La fumée canadienne ne reconnaît pas les frontières internationales. L’été dernier, New York a brièvement revendiqué l’honneur douteux d’avoir la pire qualité d’air de toutes les grandes villes du monde alors que la fumée des feux de forêt canadiens dérivait vers le sud. Les admissions hospitalières pour des problèmes respiratoires dans les États américains touchés ont augmenté jusqu’à 10%, selon les données préliminaires des Centres américains de contrôle et de prévention des maladies.
« Ce n’est pas seulement le problème du Canada, » a noté Dre Cooke. « Les rivières atmosphériques ne s’arrêtent pas aux postes-frontières. »
Les coûts économiques s’accumulent également. L’Institut canadien pour les choix climatiques estime que les impacts sanitaires de la fumée des feux de forêt pourraient coûter au système de santé canadien entre 4,6 et 9,4 milliards de dollars supplémentaires par an d’ici 2050 si le changement climatique se poursuit sans relâche.
Pourtant, au milieu de ces statistiques alarmantes, les communautés s’adaptent. À Kamloops, en Colombie-Britannique, j’ai visité un projet pilote où les autorités sanitaires locales ont établi des refuges d’air pur dans des centres communautaires. Ces espaces, équipés de systèmes de filtration d’air de qualité hospitalière, offrent un refuge pendant les pires épisodes de fumée.
« Nous ne pouvons pas contrôler quand les feux surviennent, mais nous pouvons contrôler notre réponse, » a déclaré Jennifer Kroeker, la coordinatrice du projet, en me montrant comment fonctionne leur système de surveillance de la qualité de l’air en temps réel.
Les chercheurs développent également de nouveaux outils. À l’Université de Toronto, j’ai observé une équipe testant des capteurs de qualité de l’air à faible coût qui pourraient être distribués aux ménages vulnérables, fournissant des données localisées plus précises que les prévisions régionales.
De retour à Toronto, Dre Holden a terminé son quart aux urgences et m’a rejoint pour un café. Dehors, le ciel était d’un bleu clair – un répit temporaire avant ce que les météorologues prédisent comme une autre saison d’incendies record.
« Ce qui m’empêche de dormir la nuit, ce n’est pas seulement le traitement des cas aigus, » a-t-elle dit, remuant pensivement son thé. « C’est de savoir que pour de nombreux Canadiens, en particulier ceux qui ont des conditions préexistantes ou des ressources limitées, ces événements ‘exceptionnels’ deviennent des menaces routinières. »

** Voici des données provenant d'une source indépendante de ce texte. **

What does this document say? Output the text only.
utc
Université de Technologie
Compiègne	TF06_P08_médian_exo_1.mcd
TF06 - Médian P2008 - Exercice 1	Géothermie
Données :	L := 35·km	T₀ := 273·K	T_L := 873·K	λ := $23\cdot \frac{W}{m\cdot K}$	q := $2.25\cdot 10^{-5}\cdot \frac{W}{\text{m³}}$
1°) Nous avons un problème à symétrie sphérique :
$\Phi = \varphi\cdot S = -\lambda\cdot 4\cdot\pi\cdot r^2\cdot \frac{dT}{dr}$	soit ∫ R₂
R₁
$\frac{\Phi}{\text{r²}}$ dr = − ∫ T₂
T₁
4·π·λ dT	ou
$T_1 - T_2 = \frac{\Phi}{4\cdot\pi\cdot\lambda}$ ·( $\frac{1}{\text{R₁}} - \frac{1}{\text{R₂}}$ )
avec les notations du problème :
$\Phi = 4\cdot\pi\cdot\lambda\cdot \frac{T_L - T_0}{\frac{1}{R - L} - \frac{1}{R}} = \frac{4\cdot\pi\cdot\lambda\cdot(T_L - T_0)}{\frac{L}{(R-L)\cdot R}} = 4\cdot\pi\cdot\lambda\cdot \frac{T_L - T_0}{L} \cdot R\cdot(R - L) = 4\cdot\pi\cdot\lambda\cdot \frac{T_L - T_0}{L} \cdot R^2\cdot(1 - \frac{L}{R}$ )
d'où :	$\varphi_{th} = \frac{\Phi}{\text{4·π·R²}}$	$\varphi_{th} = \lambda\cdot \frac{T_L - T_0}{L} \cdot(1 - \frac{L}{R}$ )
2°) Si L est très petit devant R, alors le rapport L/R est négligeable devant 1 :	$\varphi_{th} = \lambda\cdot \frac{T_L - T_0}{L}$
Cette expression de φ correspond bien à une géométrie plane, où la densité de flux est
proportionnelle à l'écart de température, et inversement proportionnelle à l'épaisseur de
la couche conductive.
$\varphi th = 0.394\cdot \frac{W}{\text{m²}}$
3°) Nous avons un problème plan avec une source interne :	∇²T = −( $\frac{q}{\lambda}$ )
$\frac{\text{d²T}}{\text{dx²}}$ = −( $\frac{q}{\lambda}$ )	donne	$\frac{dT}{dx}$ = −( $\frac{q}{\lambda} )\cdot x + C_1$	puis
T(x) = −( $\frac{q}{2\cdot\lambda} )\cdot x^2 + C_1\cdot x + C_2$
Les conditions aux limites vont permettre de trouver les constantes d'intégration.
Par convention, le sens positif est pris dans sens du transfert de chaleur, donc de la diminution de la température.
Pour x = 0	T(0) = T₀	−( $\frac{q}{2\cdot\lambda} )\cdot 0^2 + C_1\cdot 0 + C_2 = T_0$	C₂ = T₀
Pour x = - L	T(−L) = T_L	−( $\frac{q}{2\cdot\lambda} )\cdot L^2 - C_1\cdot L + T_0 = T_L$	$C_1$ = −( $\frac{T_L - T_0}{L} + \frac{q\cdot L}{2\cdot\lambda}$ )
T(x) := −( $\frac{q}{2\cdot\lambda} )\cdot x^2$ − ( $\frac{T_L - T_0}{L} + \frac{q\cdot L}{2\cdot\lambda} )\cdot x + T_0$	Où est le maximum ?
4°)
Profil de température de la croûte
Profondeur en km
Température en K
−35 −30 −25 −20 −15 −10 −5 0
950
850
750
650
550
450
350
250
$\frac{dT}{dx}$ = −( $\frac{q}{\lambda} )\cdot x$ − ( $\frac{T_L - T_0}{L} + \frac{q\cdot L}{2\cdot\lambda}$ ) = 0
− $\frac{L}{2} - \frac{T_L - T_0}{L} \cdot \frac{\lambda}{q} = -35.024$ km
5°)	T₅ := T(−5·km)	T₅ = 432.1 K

Alors que notre climat continue de se réchauffer, la ligne entre la saison des feux de forêt et le répit s’amincit. La fumée qui semblait autrefois une préoccupation lointaine lie maintenant les communautés à travers les provinces et les frontières internationales dans une vulnérabilité partagée – et peut-être, dans une responsabilité partagée d’aborder ses causes profondes.
Dans la salle d’attente de l’Hôpital général de Toronto, un homme âgé avec une bouteille d’oxygène a croisé mon regard et a hoché la tête d’un air entendu. Il n’avait pas besoin d’expliquer ce qui l’avait amené là. Les preuves étaient aussi claires que l’air ne l’était pas.